In 1888, after eight years apprenticeship at his father's watch-making business, Giovanni Battista started building Welleyes bicycles, so named because English names had more sales appeal. In October 1898 Giovanni Battista and Matteo co-founded Ceirano GB & C and started producing the Welleyes motor car in 1899. In July 1899 the plant and patents were sold to Giovanni Agnelli and produced as the first F.I.A.T.s - the Fiat 4 HP. Giovanni Battista was employed by Fiat as the agent for Italy, but within a year he left to found Fratelli Ceirano & C. which in 1903 became Società Torinese Automobili Rapid (S.T.A.R.) building cars badged as 'Rapid'. In 1904 Matteo Ceirano left Ceirano GB & C to create his own brand - Itala.
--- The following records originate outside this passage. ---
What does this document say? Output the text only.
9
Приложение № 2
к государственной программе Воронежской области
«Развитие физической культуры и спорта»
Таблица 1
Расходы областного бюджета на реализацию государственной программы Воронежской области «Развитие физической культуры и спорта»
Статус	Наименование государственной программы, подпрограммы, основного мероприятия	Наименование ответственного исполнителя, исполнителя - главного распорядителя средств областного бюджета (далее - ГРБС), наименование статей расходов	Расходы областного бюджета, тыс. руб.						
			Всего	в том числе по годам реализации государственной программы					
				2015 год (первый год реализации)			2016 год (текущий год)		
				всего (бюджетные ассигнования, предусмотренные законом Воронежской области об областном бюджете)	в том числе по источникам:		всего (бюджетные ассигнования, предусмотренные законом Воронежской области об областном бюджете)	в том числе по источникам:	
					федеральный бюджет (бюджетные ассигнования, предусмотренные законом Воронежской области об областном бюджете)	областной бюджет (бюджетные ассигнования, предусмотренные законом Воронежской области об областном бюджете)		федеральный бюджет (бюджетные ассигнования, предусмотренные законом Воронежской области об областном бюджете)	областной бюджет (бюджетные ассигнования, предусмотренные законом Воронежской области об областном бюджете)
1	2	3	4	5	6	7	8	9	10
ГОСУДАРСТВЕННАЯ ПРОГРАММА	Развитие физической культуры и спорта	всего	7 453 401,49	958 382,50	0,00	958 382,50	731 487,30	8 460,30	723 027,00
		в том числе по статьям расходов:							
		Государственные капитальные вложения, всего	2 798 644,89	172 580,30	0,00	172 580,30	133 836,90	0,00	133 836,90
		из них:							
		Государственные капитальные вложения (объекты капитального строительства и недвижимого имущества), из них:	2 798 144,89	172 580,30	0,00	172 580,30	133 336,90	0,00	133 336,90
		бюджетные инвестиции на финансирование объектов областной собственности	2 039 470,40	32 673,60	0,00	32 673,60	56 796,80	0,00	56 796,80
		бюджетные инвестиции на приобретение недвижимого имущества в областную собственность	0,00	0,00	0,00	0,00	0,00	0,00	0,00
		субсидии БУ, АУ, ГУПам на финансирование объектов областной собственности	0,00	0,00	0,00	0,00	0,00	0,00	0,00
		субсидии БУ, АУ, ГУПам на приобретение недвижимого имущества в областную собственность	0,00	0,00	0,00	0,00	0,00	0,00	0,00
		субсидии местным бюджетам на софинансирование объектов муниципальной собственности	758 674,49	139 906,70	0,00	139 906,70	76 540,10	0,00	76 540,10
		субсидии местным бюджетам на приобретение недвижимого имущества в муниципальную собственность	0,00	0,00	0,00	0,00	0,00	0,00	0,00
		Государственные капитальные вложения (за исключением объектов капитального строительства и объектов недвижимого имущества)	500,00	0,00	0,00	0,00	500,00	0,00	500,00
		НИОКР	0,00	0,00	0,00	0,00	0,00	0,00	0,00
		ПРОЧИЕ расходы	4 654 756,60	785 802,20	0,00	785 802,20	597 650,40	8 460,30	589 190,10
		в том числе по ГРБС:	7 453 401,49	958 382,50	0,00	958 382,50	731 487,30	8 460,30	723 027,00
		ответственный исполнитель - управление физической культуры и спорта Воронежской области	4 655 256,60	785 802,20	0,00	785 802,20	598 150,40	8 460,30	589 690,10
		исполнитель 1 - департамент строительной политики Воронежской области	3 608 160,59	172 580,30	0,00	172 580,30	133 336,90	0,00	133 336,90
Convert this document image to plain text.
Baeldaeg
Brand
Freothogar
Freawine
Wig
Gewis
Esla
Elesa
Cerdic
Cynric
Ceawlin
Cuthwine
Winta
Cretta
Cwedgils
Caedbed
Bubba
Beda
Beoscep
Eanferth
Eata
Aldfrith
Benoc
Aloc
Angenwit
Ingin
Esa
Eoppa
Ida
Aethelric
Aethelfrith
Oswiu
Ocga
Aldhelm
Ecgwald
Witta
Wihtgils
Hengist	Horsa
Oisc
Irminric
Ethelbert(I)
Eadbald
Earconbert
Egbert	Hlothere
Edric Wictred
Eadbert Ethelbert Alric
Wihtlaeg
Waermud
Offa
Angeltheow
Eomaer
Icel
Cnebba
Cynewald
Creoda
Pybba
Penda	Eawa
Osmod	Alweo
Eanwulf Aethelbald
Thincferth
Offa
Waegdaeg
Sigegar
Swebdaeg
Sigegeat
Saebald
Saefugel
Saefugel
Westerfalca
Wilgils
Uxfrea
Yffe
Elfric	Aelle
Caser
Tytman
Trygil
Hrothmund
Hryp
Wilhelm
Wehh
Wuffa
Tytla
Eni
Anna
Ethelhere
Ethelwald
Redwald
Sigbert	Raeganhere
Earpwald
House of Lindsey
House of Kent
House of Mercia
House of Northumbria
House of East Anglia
In 1906 Matteo left Itala to found S.P.A. (Società Piemontese Automobili) with chief designer, Alberto Ballacco. In 1906 Giovanni founded SCAT (Società Ceirano Automobili Torino) in Turin. In 1919 Giovanni and Giovanni "Ernesto" co-founded Ceirano Fabbrica Automobili (aka Giovanni Ceirano Fabbrica Automobili) and in 1922 they took control of Fabrica Anonima Torinese Automobili (FATA).

== See also ==
- Ceirano GB & C
- Itala, car manufacturer based in Turin from 1904 to 1934, started in 1903 by Matteo Ceirano and five partners
- List of automobile companies founded by the Ceirano brothers

==Notes==
With Giovanni, he created the Ceirano Matteo & C. (1903), which became Ceirano Matteo & C. - Vetture Marca Itala (1904), which was renamed the Itala Fabrica Automobile manufacturing company later that same year. With Michele Ansaldi (the founder of Ansaldi automobiles) he established the Società Piemontese Automobili (1908), from which both retired in 1918.